Sherman’s March To The Sea


Sherman’s March to the Sea or the Savannah campaign was the offensive launched across Georgia by Union general William T Sherman during the civil war. After successfully conducting The Atlanta Campaign earlier the same year, Sherman and his men started the Savannah campaign from the captured city of Atlanta on November 15, 1864. The campaign ended on December 21, 1864 with capture of port city of Savannah. By the time Sherman started his march to the sea; Confederate army was already on the back foot. The aim of Sherman’s offensive was to cripple Confederate economy and morale and hasten the end of the war.

The Atlanta Campaign:

From May to September, 1864 General Sherman successfully ran his Atlanta campaign during which his army had taken over the city of Atlanta from Confederate control. Atlanta was a railroad hub. After the control around Atlanta had been established, Sherman was tasked by General Ulysses S Grant to plan his next offensive in a manner that Confederate economy, morale and will to fight was targeted.

Sherman’s Plan:

General Sherman planned his offensive across Georgia on the modern ‘Scorched Earth’ warfare. His army was divided into four parts and started their march on November 15, 1864 from Atlanta. His march was unique as he did not have supply lines back in North to feed and replenish his army. He decided to move forward without supply lines and provided for his army by taking food and livestock from local farmers and plantations.

His men looted and plundered the area during their march. They also burned and destroyed infrastructure like cotton gins and lumber mills that were vital for Confederate economy. They also destroyed 300 miles of railroads during the march. Union troops heated up portions of railroad tracks and bent them around tree trucks, calling them ‘Sherman’s Neckties’. Union army had many small battles and skirmishes with Confederate troops on their way but none really affected Sherman’s plan and pace.

Savannah Falls:

Sherman’s forces finally reached the port city of Savannah, which was their last objective. Sherman had planned to link with US Navy after taking Savannah. However, as he reached the outskirts, he realized that Confederate General Hardee had established defensive positions around the city with 10,000 men. He had also flooded rice fields in the outskirts of the city. In a daring action, a Union force stormed Fort McAllister and gained access to US Navy carrying supplies and artillery pieces.

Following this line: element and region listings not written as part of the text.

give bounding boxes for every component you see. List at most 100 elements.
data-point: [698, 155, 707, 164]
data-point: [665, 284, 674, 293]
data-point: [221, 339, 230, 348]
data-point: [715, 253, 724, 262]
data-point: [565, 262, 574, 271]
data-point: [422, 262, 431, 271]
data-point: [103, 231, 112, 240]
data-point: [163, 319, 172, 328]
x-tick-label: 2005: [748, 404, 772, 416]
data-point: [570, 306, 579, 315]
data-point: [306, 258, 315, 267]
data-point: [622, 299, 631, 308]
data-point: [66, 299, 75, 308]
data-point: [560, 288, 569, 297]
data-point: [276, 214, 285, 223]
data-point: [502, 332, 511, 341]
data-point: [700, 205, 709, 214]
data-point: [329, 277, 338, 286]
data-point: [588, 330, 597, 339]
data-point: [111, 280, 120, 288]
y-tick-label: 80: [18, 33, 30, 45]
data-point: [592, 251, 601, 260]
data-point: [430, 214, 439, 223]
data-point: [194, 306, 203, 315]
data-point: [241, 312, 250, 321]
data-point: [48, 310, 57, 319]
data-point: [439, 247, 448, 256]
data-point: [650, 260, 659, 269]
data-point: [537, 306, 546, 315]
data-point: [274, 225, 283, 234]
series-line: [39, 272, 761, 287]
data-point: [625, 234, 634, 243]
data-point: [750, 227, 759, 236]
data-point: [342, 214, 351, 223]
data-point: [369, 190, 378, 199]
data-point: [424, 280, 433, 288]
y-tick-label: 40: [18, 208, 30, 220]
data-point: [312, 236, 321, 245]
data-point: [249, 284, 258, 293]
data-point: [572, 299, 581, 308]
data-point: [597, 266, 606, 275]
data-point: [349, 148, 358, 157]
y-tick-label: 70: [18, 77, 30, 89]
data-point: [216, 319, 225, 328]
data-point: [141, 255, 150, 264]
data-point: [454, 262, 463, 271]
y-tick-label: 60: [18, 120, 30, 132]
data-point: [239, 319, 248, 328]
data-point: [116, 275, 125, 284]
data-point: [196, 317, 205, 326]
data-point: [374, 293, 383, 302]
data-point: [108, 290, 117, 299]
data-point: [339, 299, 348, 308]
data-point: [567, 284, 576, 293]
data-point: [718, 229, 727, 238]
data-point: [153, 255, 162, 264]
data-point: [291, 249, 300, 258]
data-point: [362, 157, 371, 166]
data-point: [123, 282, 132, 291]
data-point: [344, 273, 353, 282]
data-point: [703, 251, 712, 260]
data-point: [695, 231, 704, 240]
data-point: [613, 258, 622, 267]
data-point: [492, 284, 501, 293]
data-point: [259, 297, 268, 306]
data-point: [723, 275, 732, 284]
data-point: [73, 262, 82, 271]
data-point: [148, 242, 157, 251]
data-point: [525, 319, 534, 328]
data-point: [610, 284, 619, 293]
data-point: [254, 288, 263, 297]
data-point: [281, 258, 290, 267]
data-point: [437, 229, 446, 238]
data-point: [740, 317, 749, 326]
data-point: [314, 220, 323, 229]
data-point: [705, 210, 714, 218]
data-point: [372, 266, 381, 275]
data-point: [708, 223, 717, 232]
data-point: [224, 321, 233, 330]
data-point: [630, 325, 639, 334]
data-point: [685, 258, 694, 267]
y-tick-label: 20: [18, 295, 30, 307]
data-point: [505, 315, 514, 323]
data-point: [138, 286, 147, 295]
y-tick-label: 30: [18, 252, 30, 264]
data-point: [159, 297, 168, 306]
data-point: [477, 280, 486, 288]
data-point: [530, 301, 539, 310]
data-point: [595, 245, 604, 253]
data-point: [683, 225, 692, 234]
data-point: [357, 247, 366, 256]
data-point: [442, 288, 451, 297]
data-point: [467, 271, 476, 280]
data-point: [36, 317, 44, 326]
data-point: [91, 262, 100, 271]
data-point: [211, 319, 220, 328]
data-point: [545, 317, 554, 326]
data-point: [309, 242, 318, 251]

General Sherman then wrote to Hardee and told him that he had siege artillery with him and was in a position to target the entire city. He gave Hardee, the option to surrender or face wrath of his army. General Hardee decided to flee and on December 20, he and his men crossed the Savannah River. Early the next day, mayor of Savannah approached Union army and offered to surrender if Sherman promised to protect people and their property. Sherman agreed and on December 21, Savannah fell to Union.


After taking over Savannah, Sherman sent a telegraph to President Lincoln and presented the invasion of Savannah as a Christmas gift to the president. His campaign dealt a crippling blow to the Confederate war effort. Sherman’s strategy of riding deep inside enemy territory without supply lines was considered revolutionary at the time.